Logo
    Filecoin On-chain Storage Service
    đź’ˇ

    Filecoin On-chain Storage Service

    Authors
    NicolaAlex North
    Creator
    Nicola
    Created
    Feb 9, 2022 12:34 PM
    Project
    Data availability for Web3
    Stage
    Still Valid
    • Intro
    • Definitions
    • Milestones: On-chain storage and On-chain computation scheduler
    • Let’s design together on-chain storage
    • What lives into IPFS and what lives into Filecoin?

    Intro

    This document presents a new Filecoin offer in the storage services offered: On-chain storage.

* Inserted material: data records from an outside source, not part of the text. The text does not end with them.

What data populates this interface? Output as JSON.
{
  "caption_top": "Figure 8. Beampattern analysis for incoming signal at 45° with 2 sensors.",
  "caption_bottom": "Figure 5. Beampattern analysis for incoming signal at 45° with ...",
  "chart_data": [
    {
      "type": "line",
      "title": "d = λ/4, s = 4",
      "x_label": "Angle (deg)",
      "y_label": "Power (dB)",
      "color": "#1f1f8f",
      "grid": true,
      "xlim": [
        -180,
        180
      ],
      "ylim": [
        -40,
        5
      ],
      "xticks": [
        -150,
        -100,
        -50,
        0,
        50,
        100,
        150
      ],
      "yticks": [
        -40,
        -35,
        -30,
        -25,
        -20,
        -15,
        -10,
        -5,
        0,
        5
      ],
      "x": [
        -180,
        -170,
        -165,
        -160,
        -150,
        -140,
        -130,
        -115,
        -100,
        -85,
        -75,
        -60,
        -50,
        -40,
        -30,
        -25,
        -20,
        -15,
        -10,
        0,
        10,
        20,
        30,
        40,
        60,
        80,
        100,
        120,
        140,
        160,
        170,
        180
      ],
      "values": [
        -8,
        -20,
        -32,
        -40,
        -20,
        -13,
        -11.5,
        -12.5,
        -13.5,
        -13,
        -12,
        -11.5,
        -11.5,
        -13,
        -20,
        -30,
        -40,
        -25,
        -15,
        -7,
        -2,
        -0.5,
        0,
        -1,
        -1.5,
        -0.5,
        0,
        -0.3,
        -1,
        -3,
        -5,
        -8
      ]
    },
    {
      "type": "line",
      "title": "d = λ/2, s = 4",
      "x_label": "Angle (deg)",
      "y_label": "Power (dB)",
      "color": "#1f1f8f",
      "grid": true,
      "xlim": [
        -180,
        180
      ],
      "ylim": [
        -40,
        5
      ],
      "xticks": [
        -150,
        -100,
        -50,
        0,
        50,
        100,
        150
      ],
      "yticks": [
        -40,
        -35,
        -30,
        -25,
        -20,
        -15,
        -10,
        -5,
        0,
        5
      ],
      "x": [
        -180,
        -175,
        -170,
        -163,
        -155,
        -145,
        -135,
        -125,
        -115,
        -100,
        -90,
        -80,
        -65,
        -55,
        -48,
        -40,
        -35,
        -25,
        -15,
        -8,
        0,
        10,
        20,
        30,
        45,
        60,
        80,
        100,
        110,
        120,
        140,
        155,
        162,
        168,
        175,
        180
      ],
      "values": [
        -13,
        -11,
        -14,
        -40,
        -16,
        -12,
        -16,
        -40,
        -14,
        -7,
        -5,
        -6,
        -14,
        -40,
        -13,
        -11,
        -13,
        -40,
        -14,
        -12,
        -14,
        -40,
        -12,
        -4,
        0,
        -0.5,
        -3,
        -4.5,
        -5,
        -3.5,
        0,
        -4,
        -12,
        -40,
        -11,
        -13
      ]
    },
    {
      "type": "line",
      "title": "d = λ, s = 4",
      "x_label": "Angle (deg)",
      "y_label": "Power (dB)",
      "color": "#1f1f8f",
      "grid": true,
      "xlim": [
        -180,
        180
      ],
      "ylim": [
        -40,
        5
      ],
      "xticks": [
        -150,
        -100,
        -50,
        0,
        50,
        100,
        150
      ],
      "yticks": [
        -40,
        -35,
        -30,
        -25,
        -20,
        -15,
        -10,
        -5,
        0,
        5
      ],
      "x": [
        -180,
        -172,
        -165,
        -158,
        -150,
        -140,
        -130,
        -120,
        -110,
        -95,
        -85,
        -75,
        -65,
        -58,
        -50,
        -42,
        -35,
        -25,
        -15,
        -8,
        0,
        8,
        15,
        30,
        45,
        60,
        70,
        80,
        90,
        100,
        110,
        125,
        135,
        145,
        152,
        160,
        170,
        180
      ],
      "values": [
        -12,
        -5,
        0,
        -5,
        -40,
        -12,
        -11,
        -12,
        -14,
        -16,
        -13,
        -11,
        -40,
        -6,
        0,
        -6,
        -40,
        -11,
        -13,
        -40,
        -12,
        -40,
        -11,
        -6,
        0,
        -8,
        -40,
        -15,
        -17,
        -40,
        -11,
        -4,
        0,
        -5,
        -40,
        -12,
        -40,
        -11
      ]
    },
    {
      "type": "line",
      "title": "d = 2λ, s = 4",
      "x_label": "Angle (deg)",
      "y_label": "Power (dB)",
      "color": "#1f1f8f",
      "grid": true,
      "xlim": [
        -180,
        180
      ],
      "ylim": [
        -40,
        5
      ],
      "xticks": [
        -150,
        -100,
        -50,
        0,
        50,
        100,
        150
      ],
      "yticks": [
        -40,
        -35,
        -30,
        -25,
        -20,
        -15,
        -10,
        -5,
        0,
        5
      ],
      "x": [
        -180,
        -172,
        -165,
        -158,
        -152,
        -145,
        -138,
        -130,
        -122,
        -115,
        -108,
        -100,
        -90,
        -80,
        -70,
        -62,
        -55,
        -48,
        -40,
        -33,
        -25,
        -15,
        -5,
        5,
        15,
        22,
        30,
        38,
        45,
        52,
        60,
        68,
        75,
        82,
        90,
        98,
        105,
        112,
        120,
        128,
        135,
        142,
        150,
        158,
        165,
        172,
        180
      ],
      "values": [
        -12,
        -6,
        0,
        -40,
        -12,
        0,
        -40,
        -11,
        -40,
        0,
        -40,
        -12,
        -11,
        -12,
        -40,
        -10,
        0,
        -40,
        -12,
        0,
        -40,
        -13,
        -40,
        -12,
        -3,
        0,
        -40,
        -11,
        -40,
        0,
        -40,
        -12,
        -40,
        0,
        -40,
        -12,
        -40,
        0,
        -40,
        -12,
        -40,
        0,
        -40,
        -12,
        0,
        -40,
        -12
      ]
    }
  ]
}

    Storage services offered by Filecoin:

    • Filecoin Storage Market (current product)
      • Can store files, stream of bytes
      • Very cheap and with simple guarantees
        • No guarantee on retrieval
        • No guarantee of perpetuity of storage
    • On-chain storage (presented in this doc)
      • Can store structured data
      • Data is accessible from smart contracts
      • Data availability
      • Perpetual storage
      • Verifiable queries/database

    Definitions

    On-chain storage vs On-chain state

    • On-chain means smart contract can access data
    • State is the equivalent of memory in a CPU and it’s expensive on ETH
    • Storage is the same as hard disks, load data as you need and it’s cheap to store (maybe expensive to use)

    On-chain storage vs Off-chain storage

    • Off-chain storage data can’t be accessed or is cumbersome (NFTs and NFT metadata are stored off-chain, smart contracts can’t access this data)
    • On-chain storage data can be accessed via a smart contract (Merkle Airdrops could be considered on-chain storage)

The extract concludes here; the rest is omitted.